Well as per your second request. To reach the target without repeating the items can also be done by above code however it would be terribly inefficient.

Such as giving [1,2,3,4,5,6,7,8,9,10,11,12,13,14,15,16,17,18,19,20] and asking for the numbers to give the sum 210 (sum of all numbers) would take time until it crashes your browser.

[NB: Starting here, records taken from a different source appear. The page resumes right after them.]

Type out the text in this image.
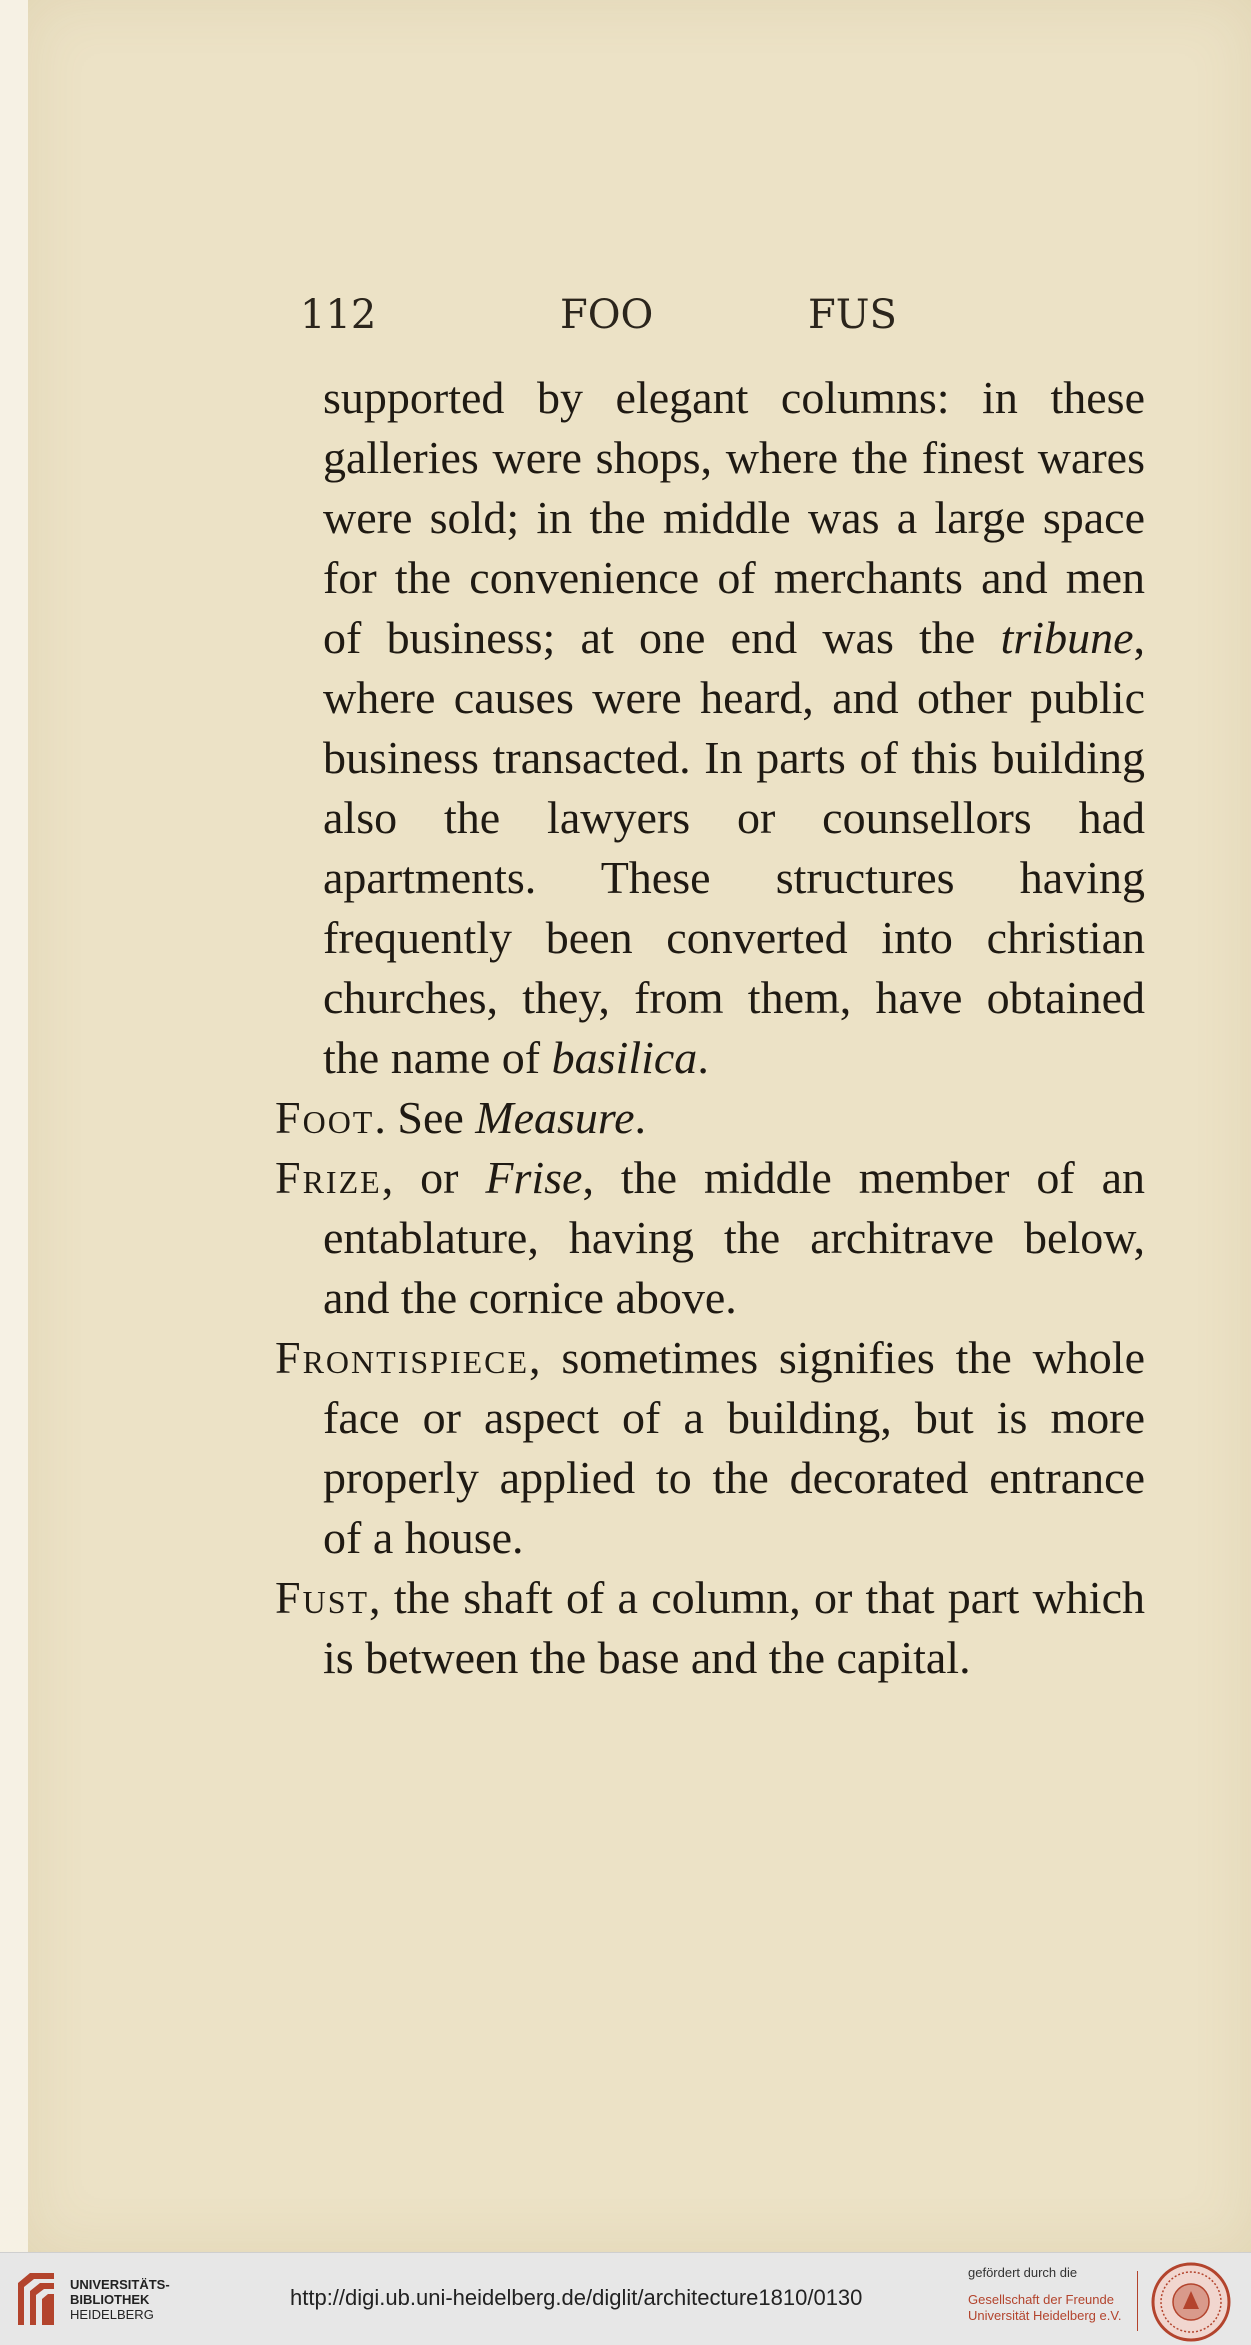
112	FOO	FUS

supported by elegant columns: in these galleries were shops, where the finest wares were sold; in the middle was a large space for the convenience of merchants and men of business; at one end was the tribune, where causes were heard, and other public business transacted. In parts of this building also the lawyers or counsellors had apartments. These structures having frequently been converted into christian churches, they, from them, have obtained the name of basilica.

Foot. See Measure.

Frize, or Frise, the middle member of an entablature, having the architrave below, and the cornice above.

Frontispiece, sometimes signifies the whole face or aspect of a building, but is more properly applied to the decorated entrance of a house.

Fust, the shaft of a column, or that part which is between the base and the capital.

UNIVERSITÄTS-
BIBLIOTHEK
HEIDELBERG
http://digi.ub.uni-heidelberg.de/diglit/architecture1810/0130
gefördert durch die
Gesellschaft der Freunde
Universität Heidelberg e.V.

The proper way of doing the reaching target sum by non-repetitive use of the array items is as follows;

function getSummingItems(a,t){
  return a.reduce((h,n) => Object.keys(h)
                                 .reduceRight((m,k) => +k+n <= t ? (m[+k+n] = m[+k+n] ? m[+k+n].concat(m[k].map(sa => sa.concat(n)))
                                                                                      : m[k].map(sa => sa.concat(n)),m)
                                                                 :  m, h), {0:[[]]})[t];
}
var arr = Array(20).fill().map((_,i) => i+1),
    tgt = 210,
    res = [];

console.time("test");
res = getSummingItems(arr,tgt);
console.timeEnd("test");
console.log(res);

It will finalize the above calculation in less than 1 second. In order to boost the performance a little more one can replace the .reduce() and .reduceRight() with their imperative equivalents. Other than that, this is as fast as it gets from me.